Gli atti di alienazione, di affitto di aziende o di rami delle stesse, nonché quelli di alienazione e di locazione di beni immobili (ovvero di beni mobili in blocco) o costituzione di diritti reali sugli stessi e le transazioni, di valore indeterminato o superiore a quattrocento milioni di lire (206.582,76 euro), necessitano di autorizzazione ministeriale, che può essere concessa sentito il comitato di sorveglianza (art. 42). Quest'ultimo, anch'esso di nomina ministeriale (come del resto il suo presidente), è composto da tre o cinque membri, uno (o due) dei quali scelto tra i creditori chirografari; i restanti (cui per l'attività svolta spetta un compenso) sono invece scelti tra esperti del ramo di attività esercitata dall'impresa o di procedure concorsuali (art. 45).

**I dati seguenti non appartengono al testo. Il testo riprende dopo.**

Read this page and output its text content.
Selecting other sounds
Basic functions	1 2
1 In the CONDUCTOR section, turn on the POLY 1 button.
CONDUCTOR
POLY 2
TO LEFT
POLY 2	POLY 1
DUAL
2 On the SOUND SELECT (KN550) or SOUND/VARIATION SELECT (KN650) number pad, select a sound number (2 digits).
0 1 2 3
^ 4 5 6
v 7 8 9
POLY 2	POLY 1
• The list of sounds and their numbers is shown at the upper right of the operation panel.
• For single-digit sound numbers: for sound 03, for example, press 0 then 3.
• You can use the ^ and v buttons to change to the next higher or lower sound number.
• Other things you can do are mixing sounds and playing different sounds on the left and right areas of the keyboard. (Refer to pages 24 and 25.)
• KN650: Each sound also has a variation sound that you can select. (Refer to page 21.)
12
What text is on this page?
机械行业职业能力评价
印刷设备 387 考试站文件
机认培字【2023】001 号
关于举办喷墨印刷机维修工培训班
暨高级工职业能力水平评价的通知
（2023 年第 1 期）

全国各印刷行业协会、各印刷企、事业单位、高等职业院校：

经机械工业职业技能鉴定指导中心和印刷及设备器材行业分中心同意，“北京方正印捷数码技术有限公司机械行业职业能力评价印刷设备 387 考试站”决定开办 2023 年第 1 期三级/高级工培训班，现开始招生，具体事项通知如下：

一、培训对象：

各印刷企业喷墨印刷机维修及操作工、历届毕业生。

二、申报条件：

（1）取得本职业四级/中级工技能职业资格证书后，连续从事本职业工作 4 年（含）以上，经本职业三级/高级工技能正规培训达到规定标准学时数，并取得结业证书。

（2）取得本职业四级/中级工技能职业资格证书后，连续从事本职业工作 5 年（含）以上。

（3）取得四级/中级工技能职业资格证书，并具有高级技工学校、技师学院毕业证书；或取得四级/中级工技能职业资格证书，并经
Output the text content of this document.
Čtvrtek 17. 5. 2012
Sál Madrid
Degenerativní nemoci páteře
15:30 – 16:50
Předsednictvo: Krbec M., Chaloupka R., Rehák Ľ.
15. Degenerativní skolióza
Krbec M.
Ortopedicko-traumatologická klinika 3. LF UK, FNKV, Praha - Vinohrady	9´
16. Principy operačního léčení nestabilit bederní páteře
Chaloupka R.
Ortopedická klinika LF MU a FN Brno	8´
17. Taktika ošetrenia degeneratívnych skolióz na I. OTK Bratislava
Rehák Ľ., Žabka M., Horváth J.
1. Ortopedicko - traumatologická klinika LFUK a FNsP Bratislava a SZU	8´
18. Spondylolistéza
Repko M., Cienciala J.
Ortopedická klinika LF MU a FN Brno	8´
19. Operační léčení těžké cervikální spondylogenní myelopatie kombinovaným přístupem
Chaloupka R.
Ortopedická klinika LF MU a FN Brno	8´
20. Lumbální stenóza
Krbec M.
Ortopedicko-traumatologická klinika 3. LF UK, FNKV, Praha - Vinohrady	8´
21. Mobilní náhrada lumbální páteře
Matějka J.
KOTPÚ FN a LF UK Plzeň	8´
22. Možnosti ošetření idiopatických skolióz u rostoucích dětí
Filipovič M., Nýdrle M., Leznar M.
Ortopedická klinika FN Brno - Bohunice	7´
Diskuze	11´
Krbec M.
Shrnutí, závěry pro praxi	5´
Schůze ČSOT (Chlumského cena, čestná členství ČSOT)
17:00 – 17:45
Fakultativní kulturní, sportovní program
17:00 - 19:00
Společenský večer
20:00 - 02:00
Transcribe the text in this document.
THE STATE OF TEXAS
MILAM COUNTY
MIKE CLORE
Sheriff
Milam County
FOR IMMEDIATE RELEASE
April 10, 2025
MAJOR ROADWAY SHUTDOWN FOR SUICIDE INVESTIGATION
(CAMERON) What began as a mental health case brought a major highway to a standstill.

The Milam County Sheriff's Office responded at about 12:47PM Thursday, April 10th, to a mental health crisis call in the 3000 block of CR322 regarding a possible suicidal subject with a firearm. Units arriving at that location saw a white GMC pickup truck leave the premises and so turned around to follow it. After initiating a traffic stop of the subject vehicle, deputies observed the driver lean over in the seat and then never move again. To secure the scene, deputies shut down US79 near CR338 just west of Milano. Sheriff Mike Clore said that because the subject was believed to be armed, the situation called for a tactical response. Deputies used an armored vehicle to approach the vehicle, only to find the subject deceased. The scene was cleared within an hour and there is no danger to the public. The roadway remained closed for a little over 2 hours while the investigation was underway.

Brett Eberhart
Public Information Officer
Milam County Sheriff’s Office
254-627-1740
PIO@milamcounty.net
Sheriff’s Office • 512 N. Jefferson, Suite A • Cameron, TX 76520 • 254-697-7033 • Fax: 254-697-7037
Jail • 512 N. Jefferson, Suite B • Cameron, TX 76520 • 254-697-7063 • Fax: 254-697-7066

Per quanto concerne le funzioni del comitato, esso è chiamato ad esprimere il proprio parere nei casi previsti dalla legge e in ogni altro caso in cui il ministero dell'Industria lo ritiene opportuno; esso delibera a maggioranza di voti dei suoi membri (art. 46).

Gli effetti

Il Capo III del Titolo III (artt. 48-52) è dedicato agli effetti dell'amministrazione straordinaria.

In particolare viene disposto che sui beni dei soggetti ammessi alla procedura non possono iniziarsi o proseguirsi azioni esecutive individuali, anche speciali (art. 48). L'art. 49 detta la disciplina cui sono soggette le azioni revocatorie; gli artt. 50 e 59 concernono invece i contratti in corso al momento dell'apertura dell'amministrazione straordinaria e i diritti della controparte. La disposizione con cui si conclude il Capo (art. 52) prevede che i crediti sorti per la prosecuzione dell'esercizio e la gestione del patrimonio dell'imprenditore insolvente siano soddisfatti in prededuzione secondo le norme della legge fallimentare. Il commissario straordinario provvede all'accertamento del passivo sulla base delle disposizioni contenute nella sentenza che ha dichiarato lo stato di insolvenza, secondo il procedimento contemplato dalla legge fallimentare (art. 53).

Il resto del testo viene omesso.